Dental Implant Attachment System Efficiency and Impact Changes in Geometry of Comparative Examples

[0102] The numerous previous designs were subject to investigation and tested for dental attachment system efficiency. Analysis of a dental implant attachment system is investigated for this invention.

[0103] The analysis was performed with the intent to support the innovative ideas of how to improve the geometry of the attachment system of the dental implant could avoid its rotation around its axis on the base of the acrylic implant overdenture denture.
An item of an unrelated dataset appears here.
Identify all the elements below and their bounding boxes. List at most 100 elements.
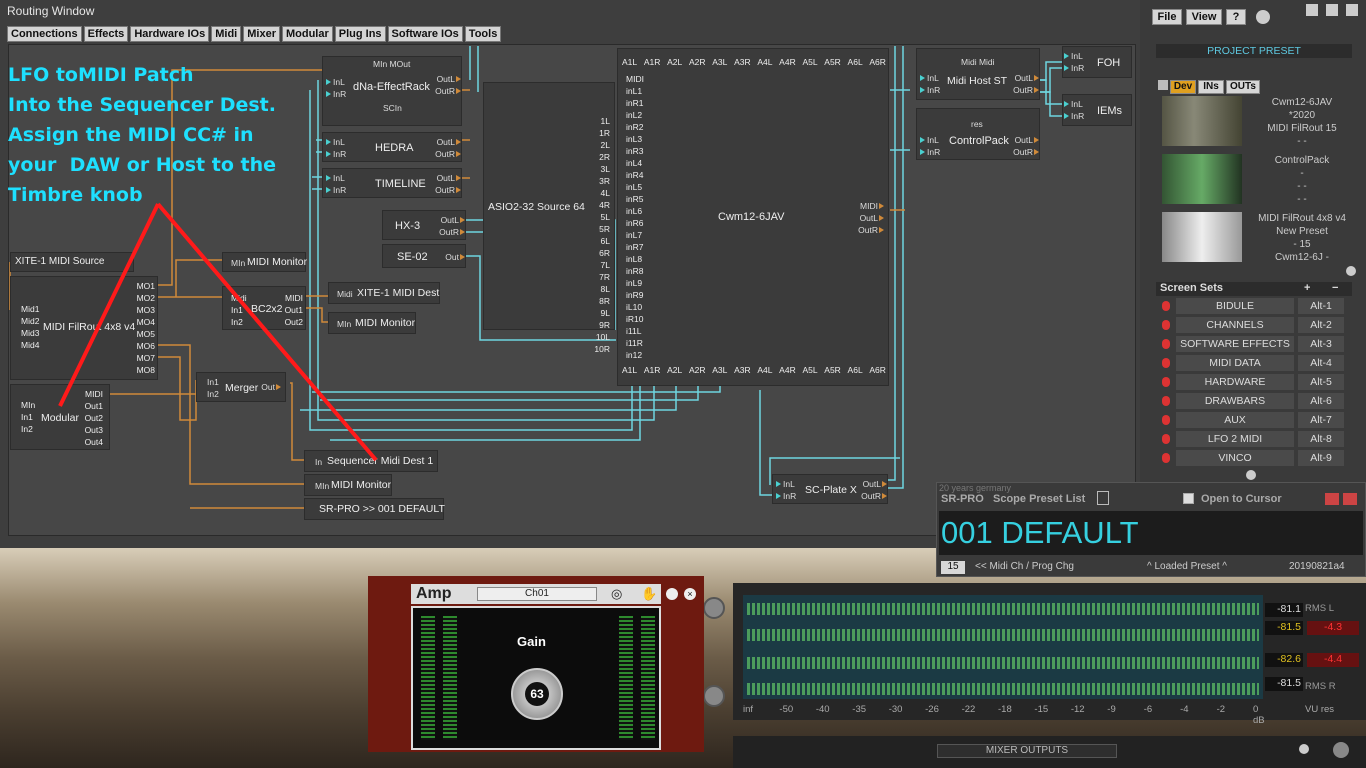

[0104] The following two designs have been selected: the conventional dental attachment system with a round attachment housing and the current invention with an attachment housing along with tunnel or inverted U shape lockers and antirotating thorns.

[0105] As a preliminary study, a simplified case has been analyzed to investigate the possibility of improving a traditional design of the housing attachment. Simplifications include: [0106] * Moment or External Forces (M) [0107] * Reaction Moment (M.sub.R) [0108] * Reaction Forces (F.sub.R)

[0109] However, this report can be viewed as a comparative study-and the result relative to each other showing strong benefits of choosing the current inventions with a dental attachment system for removable prosthesis along with a tunnel or inverted U shape lockers and antirotating thorns.

[0110] This short report intends to support the idea of how improving the geometry of the dental implant attachment system female component could avoid its rotation around its own axis on the acrylic denture.

[0111] In this case, we are testing a conventional dental implant attachment system with a round housing to be inserted into the base of the acrylic denture. See FIG. 12.

[0112] When a moment (M) is applied to the implant attachment housing, the only thing blocking the rotation of the housing is the reaction moment (M.sub.R) created by the adhesive properties of the acrylic (see FIG. 13).

[0113] After simulating this case, it is possible to confirm that the high stress area (see FIG. 14) is the interface between the acrylic of removable denture and the implant attachment system housing or female component, where the adhesion properties are expected to be low, which leads to failure allowing the housing to freely rotate in the acrylic.

[0114] In the other case, the current inventions with the attachment housing along with arched or tunnel shape lockers and antirotating thorns avoid the rotation. Thus, it is proposed to improve the geometry of the housing in the present innovations, as seen in FIG. 15.

[0115] When a moment (M) is applied to the female component or the housing, in this case, even if we assume the adhesive properties of the acrylic are low, the housing will not be able to rotate around its own axis, because of the reaction force (F.sub.R) created by the improved geometry as seen in FIG. 16.

[0116] After simulating this case, it is possible to confirm that even when setting the adhesive properties as nonexistent there is still rotation blocking by the acrylic (see FIG. 17).

[0117] In the conclusion, from experience, the bonding (in the case of conventional dental attachment with a round attachment housing) between the acrylic and the metallic housing is broken quickly after installation, allowing the housing to rotate freely in the denture.

[0118] The proposal shows, that the current invention would prevent rotation even when there is no adhesion between housing and denture, because of the reaction force from the acrylic created by the enhanced geometry of the housing (see FIG. 18).